In an interview with AFP released on February 12, Assad asserted that all opposition groups that have taken up arms against the government are "terrorists," and thus his forces can continue to fight them during peace negotiations.

Even if Russia and Syria agreed to stop fighting in Aleppo in a week's time, by some estimates the additional week of fighting would give them enough time to encircle what was Syria's biggest city before the war, and possibly even capture it.

Moreover, they are also close to sealing theTurkish border north of Aleppo, where deliveries of supplies have provided a lifeline for rebels, and they might be able to accomplish that task before honoring the truce.

While western powers agreed to exempt air raids on Islamic State (IS) and Al Nusra Front, Al-Qaeda's Syrian affliate, from the truce, they have insisted that other rebel groups fighting Assad -- many of them participating in the peace negotiations -- are covered.

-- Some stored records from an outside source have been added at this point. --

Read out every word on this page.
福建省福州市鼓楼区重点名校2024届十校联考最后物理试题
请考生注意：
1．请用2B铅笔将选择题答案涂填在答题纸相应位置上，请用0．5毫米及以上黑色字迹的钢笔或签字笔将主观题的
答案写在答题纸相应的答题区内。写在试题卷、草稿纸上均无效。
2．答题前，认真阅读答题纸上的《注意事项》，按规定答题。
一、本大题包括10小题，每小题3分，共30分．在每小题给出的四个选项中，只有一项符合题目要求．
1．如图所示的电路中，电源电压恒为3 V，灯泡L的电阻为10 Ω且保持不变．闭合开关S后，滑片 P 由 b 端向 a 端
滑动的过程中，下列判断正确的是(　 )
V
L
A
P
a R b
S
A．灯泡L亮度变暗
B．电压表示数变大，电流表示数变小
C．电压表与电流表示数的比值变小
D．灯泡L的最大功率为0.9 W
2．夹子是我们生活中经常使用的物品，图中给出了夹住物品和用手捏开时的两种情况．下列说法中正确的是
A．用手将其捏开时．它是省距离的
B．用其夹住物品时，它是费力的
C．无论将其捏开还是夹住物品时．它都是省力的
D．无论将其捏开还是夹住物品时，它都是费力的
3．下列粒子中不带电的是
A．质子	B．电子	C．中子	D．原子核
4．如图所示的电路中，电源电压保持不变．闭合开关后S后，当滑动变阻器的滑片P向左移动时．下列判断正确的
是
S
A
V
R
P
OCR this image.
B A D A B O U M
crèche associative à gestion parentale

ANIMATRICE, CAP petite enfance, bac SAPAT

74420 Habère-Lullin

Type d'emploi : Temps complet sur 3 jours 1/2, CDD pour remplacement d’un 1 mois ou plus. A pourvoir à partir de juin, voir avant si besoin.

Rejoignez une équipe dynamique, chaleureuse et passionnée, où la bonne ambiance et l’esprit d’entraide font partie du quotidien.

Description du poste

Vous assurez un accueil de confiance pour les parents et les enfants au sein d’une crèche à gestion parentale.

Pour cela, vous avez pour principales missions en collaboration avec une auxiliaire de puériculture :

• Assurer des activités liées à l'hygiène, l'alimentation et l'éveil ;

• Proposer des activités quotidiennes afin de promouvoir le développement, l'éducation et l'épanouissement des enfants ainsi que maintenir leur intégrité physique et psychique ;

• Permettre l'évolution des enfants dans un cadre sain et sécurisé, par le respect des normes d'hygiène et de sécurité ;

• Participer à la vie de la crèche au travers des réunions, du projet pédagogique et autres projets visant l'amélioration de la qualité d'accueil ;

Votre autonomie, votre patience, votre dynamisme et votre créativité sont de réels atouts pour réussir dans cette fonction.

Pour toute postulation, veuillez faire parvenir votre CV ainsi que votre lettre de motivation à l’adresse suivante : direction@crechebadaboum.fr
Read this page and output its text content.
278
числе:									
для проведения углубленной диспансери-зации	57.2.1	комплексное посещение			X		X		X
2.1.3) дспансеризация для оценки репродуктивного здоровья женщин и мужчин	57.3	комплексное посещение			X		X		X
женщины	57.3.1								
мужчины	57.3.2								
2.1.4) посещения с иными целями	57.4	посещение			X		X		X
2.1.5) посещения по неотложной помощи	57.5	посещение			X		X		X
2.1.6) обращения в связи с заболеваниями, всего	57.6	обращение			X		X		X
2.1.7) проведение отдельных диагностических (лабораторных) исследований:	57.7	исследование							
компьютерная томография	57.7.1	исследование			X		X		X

White House spokesman Eric Schultz said on February 12 that Russian air raids have been targeting areas where there is no IS presence, although the Nusra group is active in Aleppo and has ties to other rebel groups there.

"It is time for [Russia] to stop using the cover of going after ISIL," Schultz said.

The United States raised the threat of escalation in the ground war, apparently in a bid to force Russia and Syria to comply with the truce.

U.S. Secretary of State John Kerry, who is in Munich, warned that if the truce fails, more foreign troops could enter the conflict.

"If the Assad regime does not live up to its responsibilities and if the Iranians and the Russians do not hold Assad to the promises that they have made...then the international community obviously is not going to sit there like fools and watch this. There will be an increase of activity to put greater pressure on them," Kerry told Dubai-based Orient TV.

"There is a possibility there will be additional ground troops," Kerry said.

Saudi Arabia and Bahrain have both offered to deploy ground forces in Syria. Despite agreeing to the truce, the Saudis on February 12 said they remain prepared to send fighters and are just as determined as ever to end Assad's rule by whatever means necessary.

"There will be no Bashar al-Assad in the future," despite Russia's backing, Saudi Foreign Minister Adel al-Jubeir told the German newspaper Sueddeutsche Zeitung.